CAZZIBOCCHIO/CAZZIMBOCCHIO/CAZZIBÒ
Mi scrive da Bologna il gentilissimo dr. Salvatore C. (al solito, per questioni di privatezza mi tocca evitare di indicare per esteso nome e cognome) per chiedermi cosa ne pensi della sua idea che la voce napoletana cazzibò/cazzibocchio/cazzimbocchio possa avere una derivazione dal tedesco KATZENKOPF"(cioè a dire: ciottoli lavorati a testa di gatto). Gli ò risposto che, sulle prime, quella sua idea per un attimo à fatto traballare le mie precedenti certezze semantiche-etimologiche; ma il dubbio è durato poco e si è dileguato allorché ò preso in considerazione le due cose che qui di sèguito indico:
1) la forma del cazzibocchio/cazzimbocchio/cazzibò;
2) la morfologia della parola.
Vediamo:
1) il napoletano cazzibocchio/cazzimbocchio/cazzibò, quanto alla forma, non è un ciottolo semisferico come il katzenkopf, né – d’altra parte – à forma di cubo come sbrigativamente si afferma di quel tal manufatto di porfido o basalto usato per pavimentare le strade, chiamandolo cubetto o quadruccio (cfr. sampietrino); in realtà il cazzibocchio/cazzimbocchio/cazzibò à forma di tronco di piramide con base e vertice quadrati, forma che consente ai lastricatori di acconciamente infiggere tali manufatti su di uno spesso letto di sabbia e terriccio, seguendo esattamente l’andamento curvato a botte del piano stradale, facendo accostare i lati delle basi nei cui interstizi vien fatta colare della pece liquida per assicurare tenuta ed una sorta di impermeabilità alla strada cosí lastricata. Come si vede nulla che, per forma, possa appaiare il tronco di piramide del cazzibocchio/cazzimbocchio/cazzibò napoletano con il ciottolo semisferico del katzenkopf tedesco.
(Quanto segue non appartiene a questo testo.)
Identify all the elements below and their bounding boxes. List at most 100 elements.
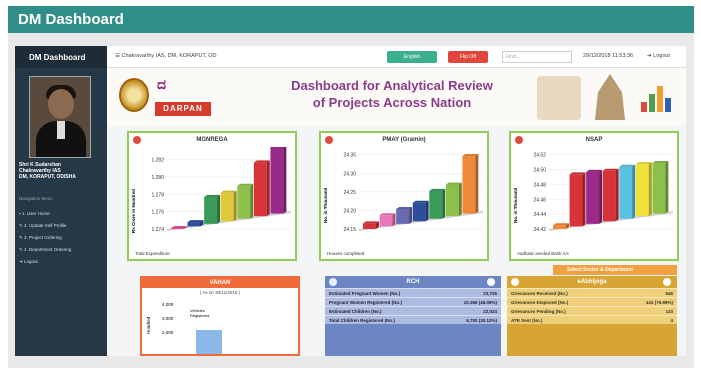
vahan-title: VAHAN [142,278,298,288]
eabhijoga-row: Grievances Disposed (No.) 434 (79.89%) [507,297,677,306]
top-bar: ☰ Chakravarthy IAS, DM, KORAPUT, OD Engl… [107,46,686,68]
chart-footer: Aadhaar seeded Bank A/c [517,251,570,256]
figure-frame: DM Dashboard DM Dashboard Shri K Sudarsh… [0,0,701,374]
chart-title: PMAY (Gramin) [382,137,426,143]
chart-bar-side [599,169,603,224]
chart-ytick-label: 24.15 [343,227,356,233]
chart-ylabel: No. in Thousand [323,187,328,223]
chart-icon-bar [665,98,671,112]
flip-button[interactable]: Flip Off [448,51,488,63]
chart-ylabel: Rs Crore in Hundred [131,188,136,233]
chart-bar-side [409,207,413,224]
rch-row-label: Estimated Pregnant Women (No.) [329,291,401,296]
chart-bar [237,185,251,219]
chart-bar-side [665,161,669,214]
nav-item-label: 1. User Home [21,211,50,216]
sidebar: DM Dashboard Shri K Sudarshan Chakravart… [15,46,107,356]
chart-ytick-label: 24.48 [533,182,546,188]
vahan-asof: ( As on 30/11/2018 ) [199,290,241,295]
sector-department-selector[interactable]: Select Sector & Department [553,265,677,275]
eabhijoga-row: Grievances Pending (No.) 110 [507,306,677,315]
rch-row: Total Children Registered (No.) 6,700 (30… [325,315,501,324]
avatar-shirt [57,121,65,139]
eabhijoga-row-label: Grievances Disposed (No.) [511,300,569,305]
chart-ytick-label: 24.30 [343,171,356,177]
chart-bar-side [283,147,287,214]
eabhijoga-row-value: 4 [670,318,673,323]
eabhijoga-row-value: 110 [665,309,673,314]
rch-row-label: Total Children Registered (No.) [329,318,395,323]
rch-row: Estimated Pregnant Women (No.) 23,735 [325,288,501,297]
chart-bar-side [392,213,396,227]
eabhijoga-title: eAbhijoga [577,279,607,285]
eabhijoga-download-icon[interactable] [663,278,671,286]
english-button[interactable]: English [387,51,437,63]
chart-bar [363,223,376,229]
chart-bar [171,228,184,230]
chart-icon [637,82,677,112]
find-input[interactable]: Find... [502,51,572,63]
eabhijoga-row: Grievances Received (No.) 546 [507,288,677,297]
chart-ytick-label: 1.274 [151,227,164,233]
nav-item-department-ordering[interactable]: ✎ 4. Department Ordering [19,244,71,256]
rch-row: Pregnant Women Registered (No.) 10,366 (4… [325,297,501,306]
chart-bar-side [582,172,586,227]
chart-bar-side [233,190,237,222]
rch-download-icon[interactable] [487,278,495,286]
chart-bar-side [217,194,221,224]
chart-bar-side [425,200,429,222]
eabhijoga-row-label: Grievances Received (No.) [511,291,568,296]
rch-row-value: 10,366 (46.06%) [463,300,497,305]
nav-item-label: 3. Project Ordering [24,235,62,240]
nav-menu: ▪ 1. User Home ✎ 2. Update Self Profile … [19,208,71,268]
rch-panel: RCH Estimated Pregnant Women (No.) 23,735… [325,276,501,356]
chart-bar-side [250,183,254,219]
nav-item-project-ordering[interactable]: ✎ 3. Project Ordering [19,232,71,244]
eabhijoga-icon [511,278,519,286]
logout-link[interactable]: ➜ Logout [647,53,670,59]
chart-panel-pmay: PMAY (Gramin) No. in Thousand 24.15 24.20… [319,131,489,261]
chart-icon-bar [657,86,663,112]
chart-bar [204,196,218,224]
nav-item-user-home[interactable]: ▪ 1. User Home [19,208,71,220]
chart-bar-side [632,164,636,219]
rch-icon [329,278,337,286]
chart-title: NSAP [585,137,603,143]
chart-ytick-label: 1.276 [151,210,164,216]
vahan-ylabel: Hundred [146,316,151,334]
chart-ytick-label: 1.278 [151,192,164,198]
nav-item-logout[interactable]: ➜ Logout [19,256,71,268]
chart-ytick-label: 24.52 [533,153,546,159]
user-name: Shri K Sudarshan Chakravarthy IAS DM, KO… [19,162,76,180]
chart-icon-bar [641,102,647,112]
chart-bar-side [648,162,652,217]
dashboard-screen: DM Dashboard Shri K Sudarshan Chakravart… [15,46,686,356]
rch-title: RCH [406,279,420,285]
eabhijoga-row-value: 434 (79.89%) [645,300,673,305]
chart-ytick-label: 24.50 [533,168,546,174]
chart-bar [462,156,476,214]
chart-bar [379,215,393,227]
vahan-ytick: 3,000 [162,316,174,321]
chart-icon-bar [649,94,655,112]
chart-ytick-label: 1.280 [151,175,164,181]
avatar-head [48,89,74,119]
chart-bar [220,192,234,222]
figure-title: DM Dashboard [8,6,694,33]
banner-title-line1: Dashboard for Analytical Review [291,78,493,93]
chart-bar-side [475,154,479,214]
chart-bar [429,190,443,219]
chart-panel-mgnrega: MGNREGA Rs Crore in Hundred 1.274 1.276 1.… [127,131,297,261]
vahan-legend: Vehicles Registered [190,308,210,318]
banner-title: Dashboard for Analytical Review of Proje… [272,77,512,111]
rch-row-value: 23,735 [483,291,497,296]
rch-row-label: Pregnant Women Registered (No.) [329,300,402,305]
chart-ytick-label: 24.44 [533,212,546,218]
nav-item-label: 2. Update Self Profile [24,223,67,228]
menu-icon[interactable]: ☰ [115,53,120,59]
darpan-logo: DARPAN [155,102,211,116]
nav-item-update-profile[interactable]: ✎ 2. Update Self Profile [19,220,71,232]
chart-footer: Houses completed [327,251,365,256]
topbar-user: ☰ Chakravarthy IAS, DM, KORAPUT, OD [115,53,217,59]
vahan-panel: VAHAN ( As on 30/11/2018 ) Hundred 4,000… [140,276,300,356]
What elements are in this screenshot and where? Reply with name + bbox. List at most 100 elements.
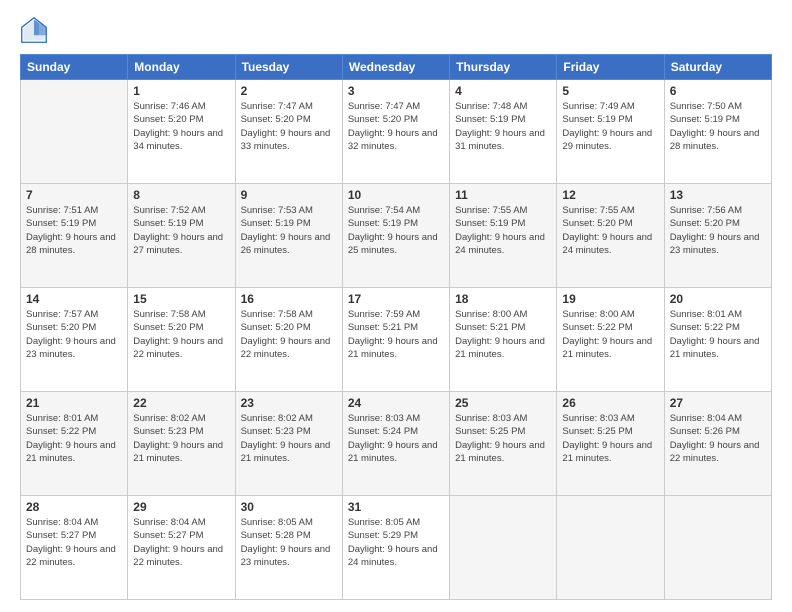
weekday-header-tuesday: Tuesday: [235, 55, 342, 80]
calendar-cell: 11 Sunrise: 7:55 AMSunset: 5:19 PMDayligh…: [450, 184, 557, 288]
weekday-header-saturday: Saturday: [664, 55, 771, 80]
day-detail: Sunrise: 7:58 AMSunset: 5:20 PMDaylight:…: [241, 308, 337, 361]
day-detail: Sunrise: 7:47 AMSunset: 5:20 PMDaylight:…: [241, 100, 337, 153]
logo-icon: [20, 16, 48, 44]
day-detail: Sunrise: 8:00 AMSunset: 5:21 PMDaylight:…: [455, 308, 551, 361]
day-number: 10: [348, 188, 444, 202]
calendar-cell: 23 Sunrise: 8:02 AMSunset: 5:23 PMDayligh…: [235, 392, 342, 496]
day-number: 4: [455, 84, 551, 98]
calendar-cell: 6 Sunrise: 7:50 AMSunset: 5:19 PMDaylight…: [664, 80, 771, 184]
calendar-cell: 21Sunrise: 8:01 AMSunset: 5:22 PMDayligh…: [21, 392, 128, 496]
day-detail: Sunrise: 8:03 AMSunset: 5:25 PMDaylight:…: [562, 412, 658, 465]
calendar-week-row: 28 Sunrise: 8:04 AMSunset: 5:27 PMDayligh…: [21, 496, 772, 600]
day-detail: Sunrise: 7:55 AMSunset: 5:20 PMDaylight:…: [562, 204, 658, 257]
calendar-cell: 4 Sunrise: 7:48 AMSunset: 5:19 PMDaylight…: [450, 80, 557, 184]
day-detail: Sunrise: 8:03 AMSunset: 5:24 PMDaylight:…: [348, 412, 444, 465]
day-detail: Sunrise: 8:02 AMSunset: 5:23 PMDaylight:…: [241, 412, 337, 465]
day-number: 2: [241, 84, 337, 98]
day-detail: Sunrise: 7:57 AMSunset: 5:20 PMDaylight:…: [26, 308, 122, 361]
day-detail: Sunrise: 7:53 AMSunset: 5:19 PMDaylight:…: [241, 204, 337, 257]
day-number: 30: [241, 500, 337, 514]
calendar-cell: [557, 496, 664, 600]
day-number: 14: [26, 292, 122, 306]
day-number: 29: [133, 500, 229, 514]
day-detail: Sunrise: 7:55 AMSunset: 5:19 PMDaylight:…: [455, 204, 551, 257]
day-detail: Sunrise: 7:54 AMSunset: 5:19 PMDaylight:…: [348, 204, 444, 257]
day-number: 15: [133, 292, 229, 306]
day-number: 23: [241, 396, 337, 410]
calendar-table: SundayMondayTuesdayWednesdayThursdayFrid…: [20, 54, 772, 600]
calendar-cell: 3 Sunrise: 7:47 AMSunset: 5:20 PMDaylight…: [342, 80, 449, 184]
day-number: 9: [241, 188, 337, 202]
calendar-week-row: 21Sunrise: 8:01 AMSunset: 5:22 PMDayligh…: [21, 392, 772, 496]
calendar-cell: 14 Sunrise: 7:57 AMSunset: 5:20 PMDayligh…: [21, 288, 128, 392]
calendar-cell: 28 Sunrise: 8:04 AMSunset: 5:27 PMDayligh…: [21, 496, 128, 600]
day-number: 12: [562, 188, 658, 202]
day-number: 6: [670, 84, 766, 98]
day-detail: Sunrise: 8:01 AMSunset: 5:22 PMDaylight:…: [670, 308, 766, 361]
day-detail: Sunrise: 8:05 AMSunset: 5:28 PMDaylight:…: [241, 516, 337, 569]
calendar-header-row: SundayMondayTuesdayWednesdayThursdayFrid…: [21, 55, 772, 80]
calendar-cell: 9 Sunrise: 7:53 AMSunset: 5:19 PMDaylight…: [235, 184, 342, 288]
weekday-header-friday: Friday: [557, 55, 664, 80]
calendar-cell: [21, 80, 128, 184]
calendar-week-row: 14 Sunrise: 7:57 AMSunset: 5:20 PMDayligh…: [21, 288, 772, 392]
day-detail: Sunrise: 8:00 AMSunset: 5:22 PMDaylight:…: [562, 308, 658, 361]
day-detail: Sunrise: 8:04 AMSunset: 5:27 PMDaylight:…: [26, 516, 122, 569]
calendar-cell: 27 Sunrise: 8:04 AMSunset: 5:26 PMDayligh…: [664, 392, 771, 496]
day-detail: Sunrise: 8:01 AMSunset: 5:22 PMDaylight:…: [26, 412, 122, 465]
day-detail: Sunrise: 7:48 AMSunset: 5:19 PMDaylight:…: [455, 100, 551, 153]
day-detail: Sunrise: 7:47 AMSunset: 5:20 PMDaylight:…: [348, 100, 444, 153]
calendar-cell: 8Sunrise: 7:52 AMSunset: 5:19 PMDaylight…: [128, 184, 235, 288]
calendar-cell: 24 Sunrise: 8:03 AMSunset: 5:24 PMDayligh…: [342, 392, 449, 496]
day-number: 17: [348, 292, 444, 306]
page: SundayMondayTuesdayWednesdayThursdayFrid…: [0, 0, 792, 612]
calendar-cell: 31Sunrise: 8:05 AMSunset: 5:29 PMDayligh…: [342, 496, 449, 600]
day-detail: Sunrise: 7:50 AMSunset: 5:19 PMDaylight:…: [670, 100, 766, 153]
calendar-week-row: 7Sunrise: 7:51 AMSunset: 5:19 PMDaylight…: [21, 184, 772, 288]
day-number: 20: [670, 292, 766, 306]
day-number: 3: [348, 84, 444, 98]
day-number: 22: [133, 396, 229, 410]
weekday-header-sunday: Sunday: [21, 55, 128, 80]
weekday-header-thursday: Thursday: [450, 55, 557, 80]
calendar-cell: 30 Sunrise: 8:05 AMSunset: 5:28 PMDayligh…: [235, 496, 342, 600]
calendar-cell: 17 Sunrise: 7:59 AMSunset: 5:21 PMDayligh…: [342, 288, 449, 392]
calendar-cell: 7Sunrise: 7:51 AMSunset: 5:19 PMDaylight…: [21, 184, 128, 288]
calendar-cell: [450, 496, 557, 600]
day-number: 1: [133, 84, 229, 98]
day-number: 8: [133, 188, 229, 202]
day-number: 13: [670, 188, 766, 202]
day-number: 26: [562, 396, 658, 410]
day-detail: Sunrise: 8:02 AMSunset: 5:23 PMDaylight:…: [133, 412, 229, 465]
calendar-cell: 25 Sunrise: 8:03 AMSunset: 5:25 PMDayligh…: [450, 392, 557, 496]
day-detail: Sunrise: 7:46 AMSunset: 5:20 PMDaylight:…: [133, 100, 229, 153]
day-number: 11: [455, 188, 551, 202]
calendar-cell: 20 Sunrise: 8:01 AMSunset: 5:22 PMDayligh…: [664, 288, 771, 392]
calendar-cell: 16 Sunrise: 7:58 AMSunset: 5:20 PMDayligh…: [235, 288, 342, 392]
day-number: 28: [26, 500, 122, 514]
day-number: 19: [562, 292, 658, 306]
day-detail: Sunrise: 8:03 AMSunset: 5:25 PMDaylight:…: [455, 412, 551, 465]
calendar-cell: 26 Sunrise: 8:03 AMSunset: 5:25 PMDayligh…: [557, 392, 664, 496]
calendar-cell: 5 Sunrise: 7:49 AMSunset: 5:19 PMDaylight…: [557, 80, 664, 184]
day-detail: Sunrise: 7:58 AMSunset: 5:20 PMDaylight:…: [133, 308, 229, 361]
calendar-cell: 29 Sunrise: 8:04 AMSunset: 5:27 PMDayligh…: [128, 496, 235, 600]
calendar-cell: 19 Sunrise: 8:00 AMSunset: 5:22 PMDayligh…: [557, 288, 664, 392]
calendar-cell: 12 Sunrise: 7:55 AMSunset: 5:20 PMDayligh…: [557, 184, 664, 288]
calendar-cell: 22 Sunrise: 8:02 AMSunset: 5:23 PMDayligh…: [128, 392, 235, 496]
calendar-cell: [664, 496, 771, 600]
day-detail: Sunrise: 8:04 AMSunset: 5:27 PMDaylight:…: [133, 516, 229, 569]
calendar-cell: 18Sunrise: 8:00 AMSunset: 5:21 PMDayligh…: [450, 288, 557, 392]
calendar-cell: 2 Sunrise: 7:47 AMSunset: 5:20 PMDaylight…: [235, 80, 342, 184]
day-detail: Sunrise: 7:49 AMSunset: 5:19 PMDaylight:…: [562, 100, 658, 153]
calendar-cell: 15 Sunrise: 7:58 AMSunset: 5:20 PMDayligh…: [128, 288, 235, 392]
day-detail: Sunrise: 8:04 AMSunset: 5:26 PMDaylight:…: [670, 412, 766, 465]
day-number: 5: [562, 84, 658, 98]
day-number: 25: [455, 396, 551, 410]
day-number: 27: [670, 396, 766, 410]
day-number: 31: [348, 500, 444, 514]
day-detail: Sunrise: 7:59 AMSunset: 5:21 PMDaylight:…: [348, 308, 444, 361]
day-number: 16: [241, 292, 337, 306]
day-number: 24: [348, 396, 444, 410]
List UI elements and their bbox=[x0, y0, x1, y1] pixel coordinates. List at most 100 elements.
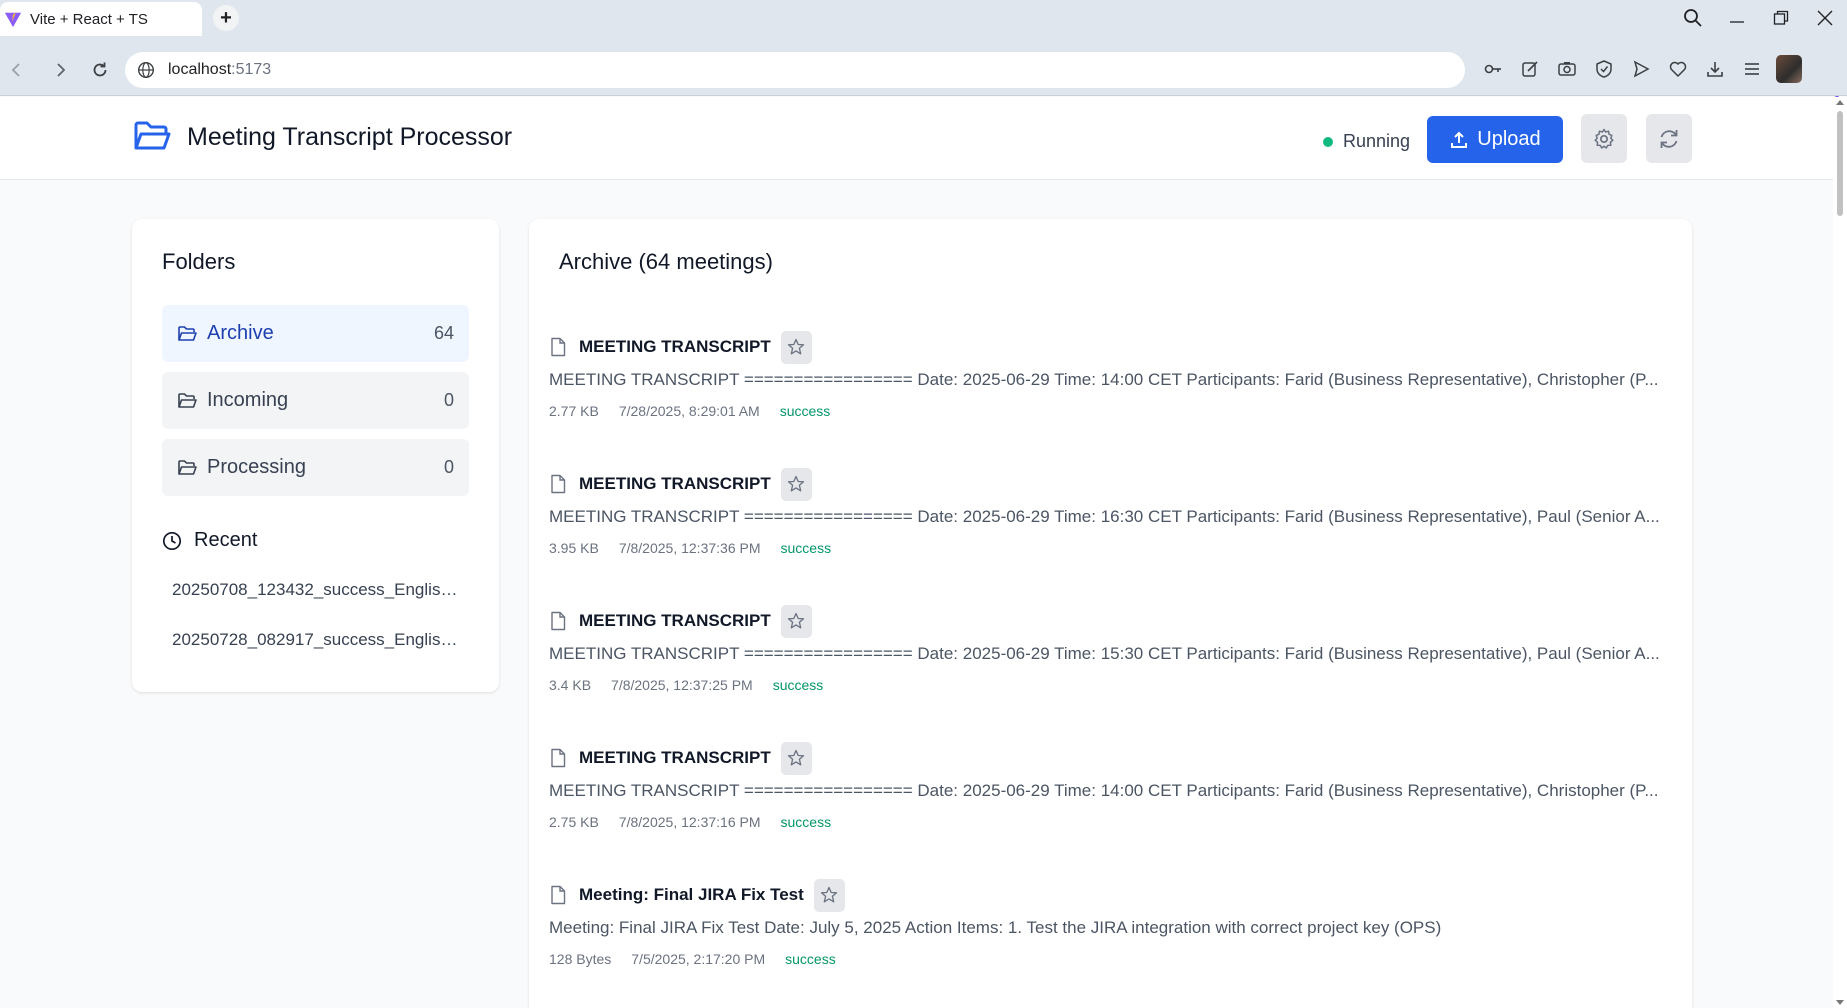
browser-tab[interactable]: Vite + React + TS bbox=[0, 2, 202, 36]
upload-button[interactable]: Upload bbox=[1427, 116, 1563, 163]
recent-heading: Recent bbox=[162, 529, 257, 552]
meeting-title: MEETING TRANSCRIPT bbox=[579, 611, 771, 630]
heart-icon[interactable] bbox=[1665, 56, 1691, 82]
meeting-date: 7/28/2025, 8:29:01 AM bbox=[618, 403, 760, 419]
meeting-title: MEETING TRANSCRIPT bbox=[579, 337, 771, 356]
folder-count: 64 bbox=[433, 323, 454, 343]
meeting-title: Meeting: Final JIRA Fix Test bbox=[579, 885, 804, 904]
minimize-icon[interactable] bbox=[1715, 0, 1759, 36]
forward-arrow-icon[interactable] bbox=[47, 57, 73, 83]
folder-count: 0 bbox=[443, 457, 454, 477]
upload-label: Upload bbox=[1477, 128, 1541, 150]
restore-icon[interactable] bbox=[1759, 0, 1803, 36]
scrollbar-thumb[interactable] bbox=[1837, 111, 1843, 216]
star-button[interactable] bbox=[780, 604, 812, 638]
star-button[interactable] bbox=[780, 467, 812, 501]
key-icon[interactable] bbox=[1480, 56, 1506, 82]
star-icon bbox=[821, 886, 838, 903]
folders-heading: Folders bbox=[162, 249, 236, 274]
scroll-down-arrow-icon[interactable] bbox=[1836, 1000, 1844, 1005]
meeting-item[interactable]: MEETING TRANSCRIPT MEETING TRANSCRIPT ==… bbox=[549, 604, 1674, 724]
profile-avatar[interactable] bbox=[1776, 55, 1802, 83]
document-icon bbox=[551, 474, 566, 494]
meetings-panel: Archive (64 meetings) MEETING TRANSCRIPT… bbox=[529, 219, 1692, 1008]
document-icon bbox=[551, 337, 566, 357]
reload-icon[interactable] bbox=[87, 57, 113, 83]
folder-count: 0 bbox=[443, 390, 454, 410]
folder-item-processing[interactable]: Processing 0 bbox=[162, 439, 469, 496]
back-arrow-icon[interactable] bbox=[4, 57, 30, 83]
address-bar[interactable]: localhost:5173 bbox=[125, 52, 1465, 88]
settings-button[interactable] bbox=[1581, 114, 1627, 163]
meeting-size: 2.75 KB bbox=[549, 814, 599, 830]
tab-title: Vite + React + TS bbox=[30, 10, 148, 28]
meeting-size: 2.77 KB bbox=[549, 403, 599, 419]
meetings-heading: Archive (64 meetings) bbox=[559, 249, 773, 274]
meeting-item[interactable]: MEETING TRANSCRIPT MEETING TRANSCRIPT ==… bbox=[549, 467, 1674, 587]
folder-item-incoming[interactable]: Incoming 0 bbox=[162, 372, 469, 429]
folder-item-archive[interactable]: Archive 64 bbox=[162, 305, 469, 362]
meeting-item[interactable]: MEETING TRANSCRIPT MEETING TRANSCRIPT ==… bbox=[549, 330, 1674, 450]
star-button[interactable] bbox=[780, 330, 812, 364]
meeting-status: success bbox=[785, 951, 836, 967]
meeting-date: 7/8/2025, 12:37:25 PM bbox=[611, 677, 753, 693]
search-tabs-icon[interactable] bbox=[1671, 0, 1715, 36]
page-scrollbar[interactable] bbox=[1833, 97, 1847, 1008]
window-controls bbox=[1671, 0, 1847, 36]
close-window-icon[interactable] bbox=[1803, 0, 1847, 36]
folder-label: Processing bbox=[207, 456, 306, 478]
meeting-status: success bbox=[780, 540, 832, 556]
camera-icon[interactable] bbox=[1554, 56, 1580, 82]
meeting-date: 7/5/2025, 2:17:20 PM bbox=[631, 951, 766, 967]
meeting-preview: Meeting: Final JIRA Fix Test Date: July … bbox=[549, 918, 1442, 937]
app-root: Meeting Transcript Processor Running Upl… bbox=[0, 97, 1833, 1008]
upload-icon bbox=[1451, 131, 1468, 148]
meeting-title: MEETING TRANSCRIPT bbox=[579, 474, 771, 493]
meeting-size: 3.4 KB bbox=[549, 677, 592, 693]
download-icon[interactable] bbox=[1702, 56, 1728, 82]
meeting-size: 3.95 KB bbox=[549, 540, 599, 556]
folder-icon bbox=[178, 325, 197, 341]
scroll-up-arrow-icon[interactable] bbox=[1836, 100, 1844, 105]
meeting-preview: MEETING TRANSCRIPT ================= Dat… bbox=[549, 507, 1660, 526]
browser-toolbar: localhost:5173 bbox=[0, 44, 1847, 130]
menu-lines-icon[interactable] bbox=[1739, 56, 1765, 82]
status-indicator: Running bbox=[1323, 131, 1410, 152]
recent-file-item[interactable]: 20250728_082917_success_English_... bbox=[172, 630, 462, 650]
edit-page-icon[interactable] bbox=[1517, 56, 1543, 82]
star-button[interactable] bbox=[780, 741, 812, 775]
clock-icon bbox=[162, 531, 182, 550]
page-title: Meeting Transcript Processor bbox=[187, 123, 513, 151]
folders-panel: Folders Archive 64 Incoming 0 Processing… bbox=[132, 219, 499, 692]
folder-icon bbox=[178, 392, 197, 408]
meeting-item[interactable]: MEETING TRANSCRIPT MEETING TRANSCRIPT ==… bbox=[549, 741, 1674, 861]
star-button[interactable] bbox=[813, 878, 845, 912]
send-icon[interactable] bbox=[1628, 56, 1654, 82]
meeting-item[interactable]: Meeting: Final JIRA Fix Test Meeting: Fi… bbox=[549, 878, 1674, 998]
meeting-title: MEETING TRANSCRIPT bbox=[579, 748, 771, 767]
status-dot bbox=[1323, 136, 1333, 147]
meeting-date: 7/8/2025, 12:37:16 PM bbox=[618, 814, 761, 830]
shield-check-icon[interactable] bbox=[1591, 56, 1617, 82]
url-port: :5173 bbox=[231, 61, 272, 78]
document-icon bbox=[551, 611, 566, 631]
meeting-date: 7/8/2025, 12:37:36 PM bbox=[618, 540, 761, 556]
refresh-button[interactable] bbox=[1646, 114, 1692, 163]
meeting-preview: MEETING TRANSCRIPT ================= Dat… bbox=[549, 370, 1659, 389]
folder-label: Incoming bbox=[207, 389, 289, 411]
star-icon bbox=[788, 475, 805, 492]
folder-open-icon bbox=[134, 121, 171, 150]
folder-label: Archive bbox=[207, 322, 274, 344]
document-icon bbox=[551, 748, 566, 768]
recent-label: Recent bbox=[194, 529, 258, 551]
app-header: Meeting Transcript Processor Running Upl… bbox=[0, 97, 1833, 180]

2) altro importante ragione che mi spinge a non lasciare la via vecchia per la nuova è quella che investe la morfologia della parola in esame; in realtà morfologicamente, se si esclude una tenue assonanza tra cazzibò e katzenkopf non esistono chiari e documentabili passaggi linguistici per pervenire a cazzibò partendo da katzenkopf; la originaria voce espressiva, nata nell’àmbito dei lastricatori fu cazzibocchio (nata da cazzi + occhio con epitesi, per evitare lo iato, di una consonante eufonica (b) ottenendosi cazziocchio→cazzibocchio) poi a mano a mano trasformatasi per evidente aggiustamento fonetico in cazzimbocchio ed infine semplificata in cazzibò, ma in tutte e tre le forme (cazzibocchio – cazzimbocchio – cazzibò) è riconoscibile il richiamo osceno d’attacco (cazzo→cazzi) con riferimento vuoi alla forma (il tronco di piramide richiama – sia pure con molta buona volontà - l’organo maschile in erezione) del manufatto di pietra lavica, vuoi al fatto che allorché d’un oggetto non si conosca o non sovvenga con precisione il nome,nel parlato popolare, si adotta quello generico di cazzo (cfr. damme ‘stu cazzo lloco = dammi codesto oggetto di cui mi sfugge il nome!): ed è probabile che ciò sia avvenuto anche nel gergo dei lastricatori; è altresí riconoscibile nelle forme cazzibocchio – cazzimbocchio il suffisso diminutivo latino uculus→occhio suffisso che non è in alcun modo leggibile nel tedesco katzenkopf.
Mi auguro d’essere stato esauriente e d’aver convinto, sia l’amico S.C. che chiunque altro dovesse leggermi ad abbadonare, per ciò che riguarda i termini in epigrafe, pericolose strade... etimologiche!